Les musiques sélectionnées pour vous ce soir parlent de tout ça : le temps qui passe, les occasions ratées, les re-naissances, les envies de tout recommencer, la tentation de disparaître, etc.
Bonne écoute !
Remarque : comme la sélection est mixée, vous éprouverez peut-être des difficultés à suivre l’ordre de passage. Pour remédier à ce problème, j’afficherai un n° correspond au n° du morceau en cours.
Midflife Crisis : a new begining ?>>>>>>>>Tracklist
1/Larsen : Rebirth (Important Records)
Ce label, c’est mon nouveau port d’attache musical. Il y a dix qu’il existe et 200 disques audacieux ont vu le jour. La musique de Larsen est souvent lente et hypnotique, parfois bruyante. J’ai choisi ce morceau car il porte le titre évocateur de renaissance. L’idée de renaître est tentante. Etre vierge de toute expérience. « La première fois que… » Je vous laisse terminer la phrase.
2/Them Use Them : Able ()
Ce groupe est le projet de, originaire de Birgmingham. Il trouve ici sa place car son titre contient ce mot simple Able (capable en français). De quoi suis-je encore capable ? Samedi passé, alors qu’Ingrid était en Angleterre et que les enfants étaient chez leur grand-mère, je suis sorti toute la nuit jusqu’à 6 heures du matin. Vers 1h, un mal de dos a presque eu raison de mes vélléités de conjurer les effets du temps heureusement un Brufen au fond de ma poche m’a permis de gagner la partie. Je suis encore capable (able) de sortir comme un post-ado.

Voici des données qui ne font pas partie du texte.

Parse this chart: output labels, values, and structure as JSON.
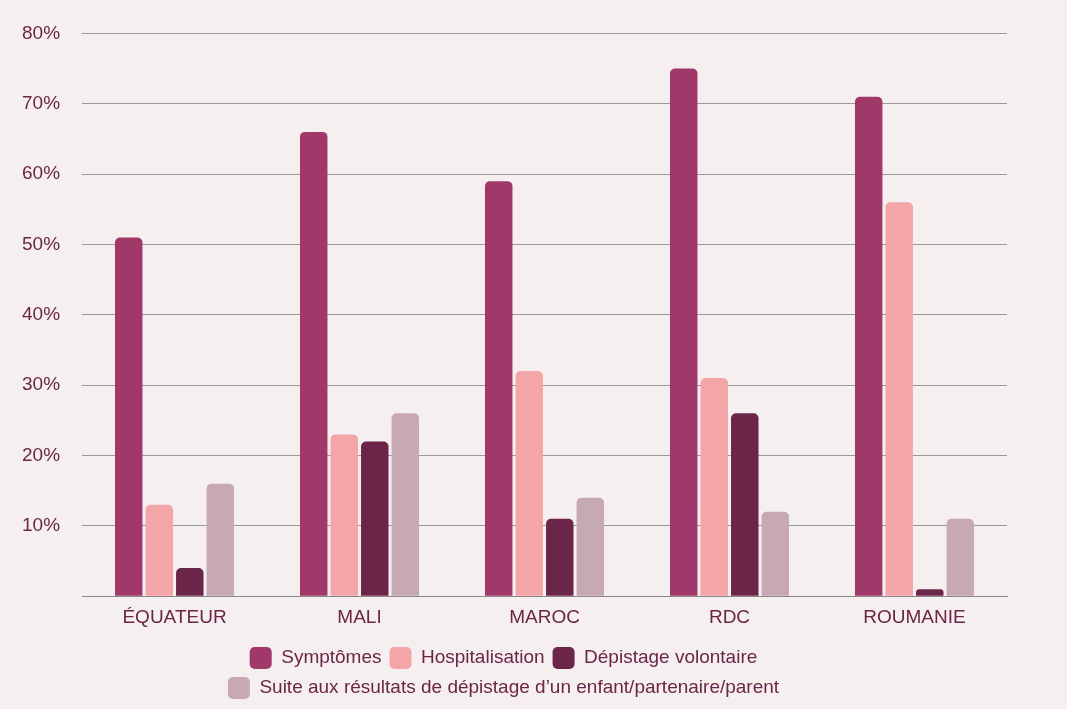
{
  "chart_data": {
    "type": "bar",
    "categories": [
      "ÉQUATEUR",
      "MALI",
      "MAROC",
      "RDC",
      "ROUMANIE"
    ],
    "series": [
      {
        "name": "Symptômes",
        "color": "#a0386a",
        "values": [
          51,
          66,
          59,
          75,
          71
        ]
      },
      {
        "name": "Hospitalisation",
        "color": "#f4a5a8",
        "values": [
          13,
          23,
          32,
          31,
          56
        ]
      },
      {
        "name": "Dépistage volontaire",
        "color": "#6b2548",
        "values": [
          4,
          22,
          11,
          26,
          1
        ]
      },
      {
        "name": "Suite aux résultats de dépistage d’un enfant/partenaire/parent",
        "color": "#c6a9b2",
        "values": [
          16,
          26,
          14,
          12,
          11
        ]
      }
    ],
    "ylim": [
      0,
      80
    ],
    "yticks": [
      {
        "value": 0,
        "label": null
      },
      {
        "value": 10,
        "label": "10%"
      },
      {
        "value": 20,
        "label": "20%"
      },
      {
        "value": 30,
        "label": "30%"
      },
      {
        "value": 40,
        "label": "40%"
      },
      {
        "value": 50,
        "label": "50%"
      },
      {
        "value": 60,
        "label": "60%"
      },
      {
        "value": 70,
        "label": "70%"
      },
      {
        "value": 80,
        "label": "80%"
      }
    ],
    "grid": "y",
    "legend": "bottom"
  }
}
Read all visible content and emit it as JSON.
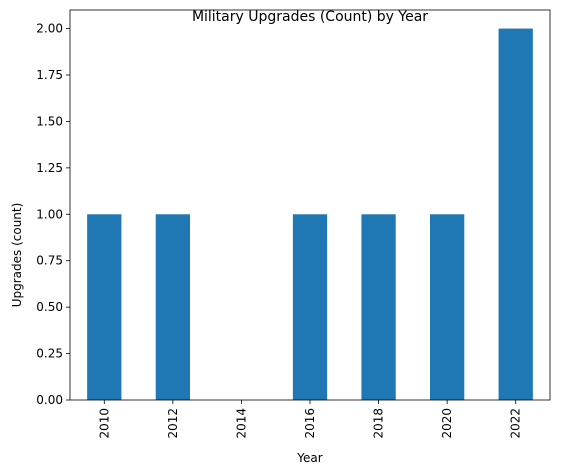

Une victoire !
3/Barbara Carlotti : Mademoiselle oposum (4AD)
Cette jeune chanteuse française a l’immense privilège d’avoir été signée sur le prestigieux label 4AD (de Pixies et Dead Can Dance jusqu’à TV on The Radio). Les textes sont charmants et l’instrumentation a l’énergie et la finesse qui manquent à beaucoup de hérauts de la nouvelle chanson française. Ici la belle raconte l’histoire d’une petite annonce qui cherche un homme disparu. A 40 ans, l’idée de disparaître de la surface de la terre pour refaire sa vie ailleurs a dû effleurer l’esprit de certains. Moi-même, une fois par jour, j’ai envie de partir mais un millième de seconde après je côtoie l’évidence : Ingrid, c’est mon port d’attache. Ce qui compte, je crois, c’est l’idée de partir (On th road comme Jack Kerouac) d’une façon ou d’une autre.
4/Lykke Li : I’m good, I’m gone (LL Recordings)
Encore une jeune chanteuse qui nous vient de Suède. Sortie de nulle part, elle est beaucoup passée sur Pure FM. Dans cette belle petite ballade pop, elle nous parle de la difficulté de travailler comme une bête : « passer sa vie à la gagner » comme ils disent. « I’m working, I’m working to make butter for my piece of bun ». Avec le temps qui passe plus vite qu’avant, le travail d’esclave devient de plus en plus une torture. De mon côté, j’ai résolu le problème : le métier de prof me permet bien souvent de gommer la frontière entre travail et loisir.
5/Masha Qrella : Unsolved remained (Morr Music)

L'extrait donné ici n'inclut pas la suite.